Librarians have already started planning for that change. Like Considine, they’ve begun repurposing their collection development dollars. “Lauren [Britton] came knocking at my door—she was a circulation clerk—with her idea [for a maker space] at a time we were looking at our budget,” says Considine, “examining what we do, what we should not do…. We want to help the community create content, not merely consume it…to provide access [to tools to achieve] their hopes, dreams, aspirations…. Librarians do that every day already.”
The particulars may vary, but the thinking is the same. Find out what your users want and “what they don’t even know they need,” said Louise Schaper at the DI, channeling Steve Jobs. (Schaper is project lead on LJ’s New Landmark Libraries; the latest round of winners, academic buildings, will be revealed in July.)
Despite all the talk of downsizing collections, libraries aren’t abandoning the book brand, or the collection. Joseph Sanchez (instructional designer at Auraria Library at the University of Colorado, Denver; a panelist at both the DI and the OCLC/LJ webinar; and a 2011 LJ Mover & Shaker) has helped lead development of the ebook purchase (not license) model at Douglas County Libraries, CO (see “Momentum Builds for DCL’s Ebook Model,”).
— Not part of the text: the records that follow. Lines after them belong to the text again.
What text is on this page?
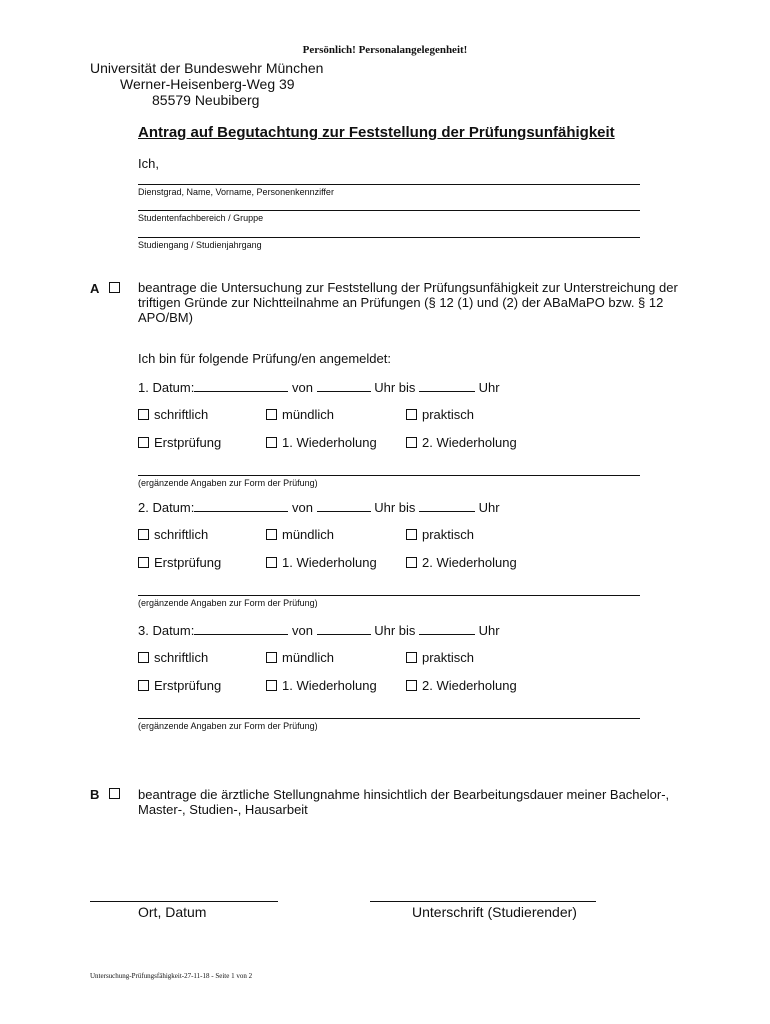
Persönlich! Personalangelegenheit!
Universität der Bundeswehr München
Werner-Heisenberg-Weg 39
85579 Neubiberg
Antrag auf Begutachtung zur Feststellung der Prüfungsunfähigkeit
Ich,
Dienstgrad, Name, Vorname, Personenkennziffer
Studentenfachbereich / Gruppe
Studiengang / Studienjahrgang
A	beantrage die Untersuchung zur Feststellung der Prüfungsunfähigkeit zur Unterstreichung der triftigen Gründe zur Nichtteilnahme an Prüfungen (§ 12 (1) und (2) der ABaMaPO bzw. § 12 APO/BM)
Ich bin für folgende Prüfung/en angemeldet:
1. Datum:	von	Uhr bis	Uhr
schriftlich	mündlich	praktisch
Erstprüfung	1. Wiederholung	2. Wiederholung
(ergänzende Angaben zur Form der Prüfung)
2. Datum:	von	Uhr bis	Uhr
schriftlich	mündlich	praktisch
Erstprüfung	1. Wiederholung	2. Wiederholung
(ergänzende Angaben zur Form der Prüfung)
3. Datum:	von	Uhr bis	Uhr
schriftlich	mündlich	praktisch
Erstprüfung	1. Wiederholung	2. Wiederholung
(ergänzende Angaben zur Form der Prüfung)
B	beantrage die ärztliche Stellungnahme hinsichtlich der Bearbeitungsdauer meiner Bachelor-, Master-, Studien-, Hausarbeit
Ort, Datum	Unterschrift (Studierender)
Untersuchung-Prüfungsfähigkeit-27-11-18 - Seite 1 von 2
His vision goes much further, with a collection development policy that would add the audio, video, ­ebooks, and “physibles” (digital objects that can become physical) that the library user creates to the library’s holdings. It dovetails with Britton’s idea at FFL. “In a read/write culture,” she says, “[library users] write their own book and make two copies: one to take home, one to be cataloged.”
In Sanchez’s plan, library users/creators donate one copy to the library of origin to be cataloged and circulated. They can sell the digital file or product to other libraries at fair market value. “Here’s thousands of libraries willing to distribute your creation if you agree to sell, not license it,” says Sanchez.
With minds like these in the library field, it’s no wonder the future looks like it really does work.